Unfortunately, Nike will not end up meeting my forecast that I placed well over a month ago. The reason why? Well, after the bell yesterday, Nike announced its bad fourth-quarter earnings news, which was definitely not what I had expected.
Nike's earnings dropped 5% to $332.8M ($1.27 a share), from $349.5M ($1.30 a share), last year. Excluding the $52.5M settlement between its Converse subsidiary and a former licensee, Nike earnings would have been $1.39 per share, which would have still been three pennies off the average estimates of $1.42 by analysts. Nike says that its gross margin declined to 43.8% from 45.2%, mainly hurt by higher oil prices. Add to that, Nike has also been losing market share.. most notably a cut in it's lead in the European and Japanese market to Adidas.
However, amongst all the bad news, revenue growth was better than expected at 8%, versus analysts' forecasts of 6.5%. Potential earnings upside will be driven by market share gain in the United States, and "powerful growth" in Asia led by China.

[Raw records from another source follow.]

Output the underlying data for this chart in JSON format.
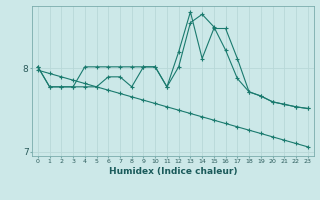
{
  "xlabel": "Humidex (Indice chaleur)",
  "bg_color": "#cce8e8",
  "line_color": "#1a7a6e",
  "grid_color": "#b8d8d8",
  "xmin": 0,
  "xmax": 23,
  "ymin": 6.95,
  "ymax": 8.75,
  "yticks": [
    7,
    8
  ],
  "ytick_labels": [
    "7",
    "8"
  ],
  "series": [
    [
      8.02,
      7.78,
      7.78,
      7.78,
      8.02,
      8.02,
      8.02,
      8.02,
      8.02,
      8.02,
      8.02,
      7.78,
      8.02,
      8.55,
      8.65,
      8.5,
      8.22,
      7.88,
      7.72,
      7.67,
      7.6,
      7.57,
      7.54,
      7.52
    ],
    [
      8.02,
      7.78,
      7.78,
      7.78,
      7.78,
      7.78,
      7.9,
      7.9,
      7.78,
      8.02,
      8.02,
      7.78,
      8.2,
      8.68,
      8.12,
      8.48,
      8.48,
      8.12,
      7.72,
      7.67,
      7.6,
      7.57,
      7.54,
      7.52
    ],
    [
      7.98,
      7.94,
      7.9,
      7.86,
      7.82,
      7.78,
      7.74,
      7.7,
      7.66,
      7.62,
      7.58,
      7.54,
      7.5,
      7.46,
      7.42,
      7.38,
      7.34,
      7.3,
      7.26,
      7.22,
      7.18,
      7.14,
      7.1,
      7.06
    ]
  ]
}
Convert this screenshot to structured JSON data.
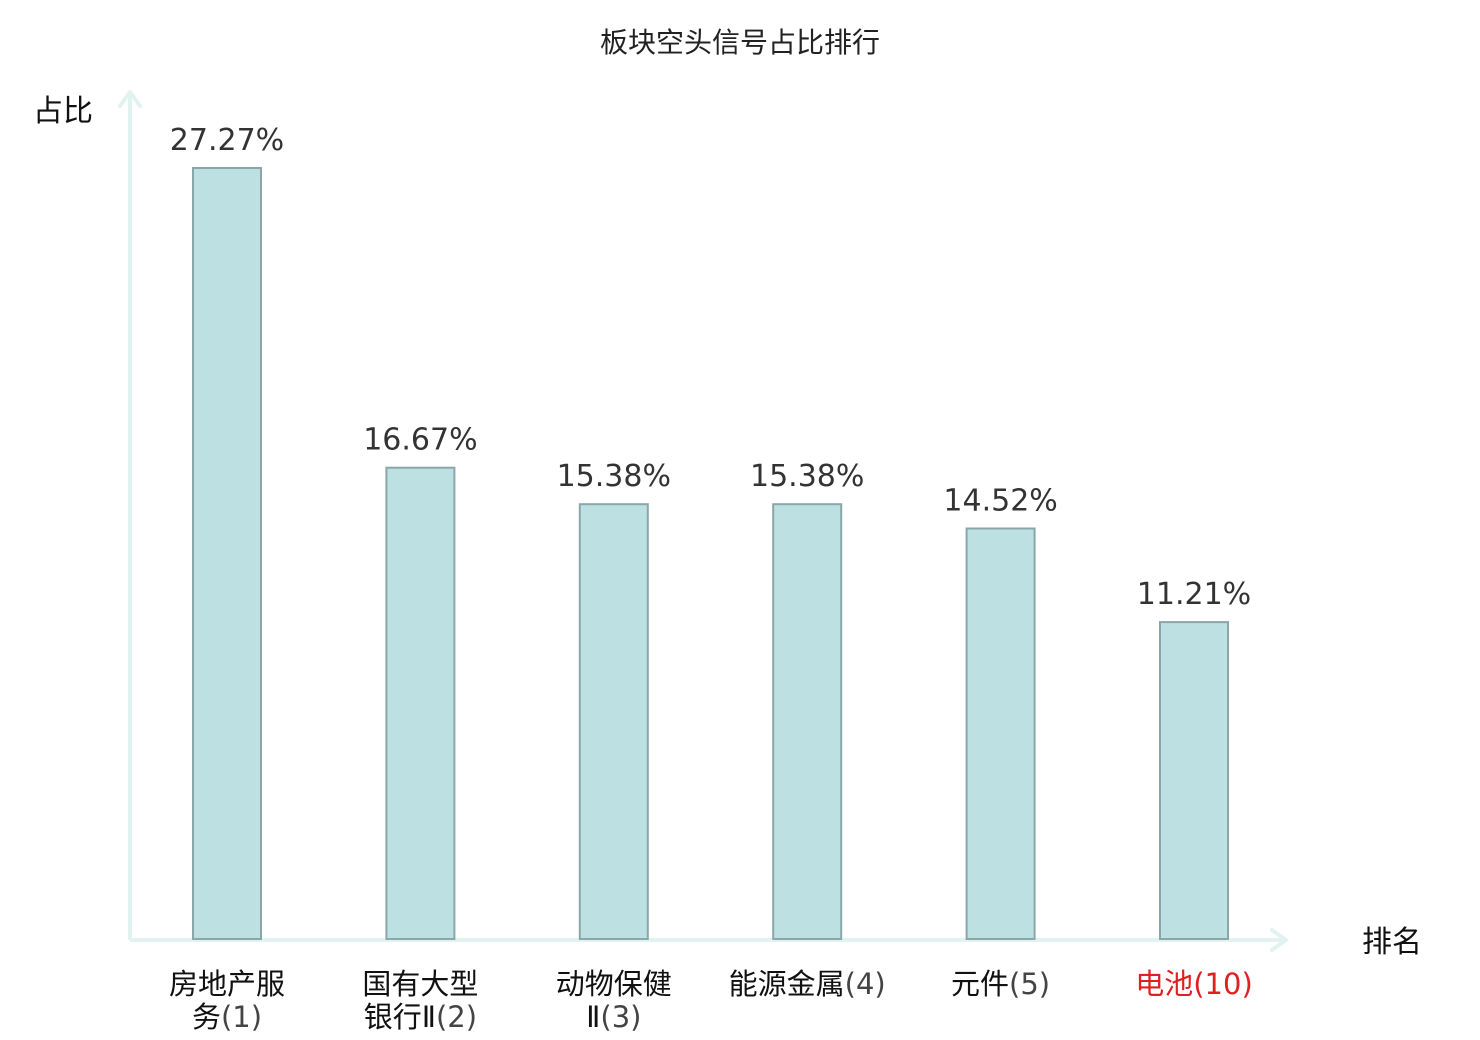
{
  "chart_data": {
    "type": "bar",
    "title": "板块空头信号占比排行",
    "ylabel": "占比",
    "xlabel": "排名",
    "ylim": [
      0,
      30
    ],
    "grid": false,
    "categories": [
      {
        "lines": [
          {
            "name": "房地产服",
            "rank": ""
          },
          {
            "name": "务",
            "rank": "(1)"
          }
        ],
        "highlight": false
      },
      {
        "lines": [
          {
            "name": "国有大型",
            "rank": ""
          },
          {
            "name": "银行Ⅱ",
            "rank": "(2)"
          }
        ],
        "highlight": false
      },
      {
        "lines": [
          {
            "name": "动物保健",
            "rank": ""
          },
          {
            "name": "Ⅱ",
            "rank": "(3)"
          }
        ],
        "highlight": false
      },
      {
        "lines": [
          {
            "name": "能源金属",
            "rank": "(4)"
          }
        ],
        "highlight": false
      },
      {
        "lines": [
          {
            "name": "元件",
            "rank": "(5)"
          }
        ],
        "highlight": false
      },
      {
        "lines": [
          {
            "name": "电池",
            "rank": "(10)"
          }
        ],
        "highlight": true
      }
    ],
    "values": [
      27.27,
      16.67,
      15.38,
      15.38,
      14.52,
      11.21
    ],
    "value_labels": [
      "27.27%",
      "16.67%",
      "15.38%",
      "15.38%",
      "14.52%",
      "11.21%"
    ],
    "colors": {
      "bar_fill": "#bde0e3",
      "bar_stroke": "#8aa6a8",
      "axis": "#e0f3f1",
      "highlight_label": "#e02020"
    }
  }
}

Analysts now lowered their first-quarter EPS expectations from $1.41 from $1.54, but have stuck with their 2007 estimates of $5.62 a share, with the lower first-quarter offset an expected stronger second half. I still expect prices to rebound back up to the $90 range over the next few months as orders are expected to increase and stabalizing its European market after the World Cup.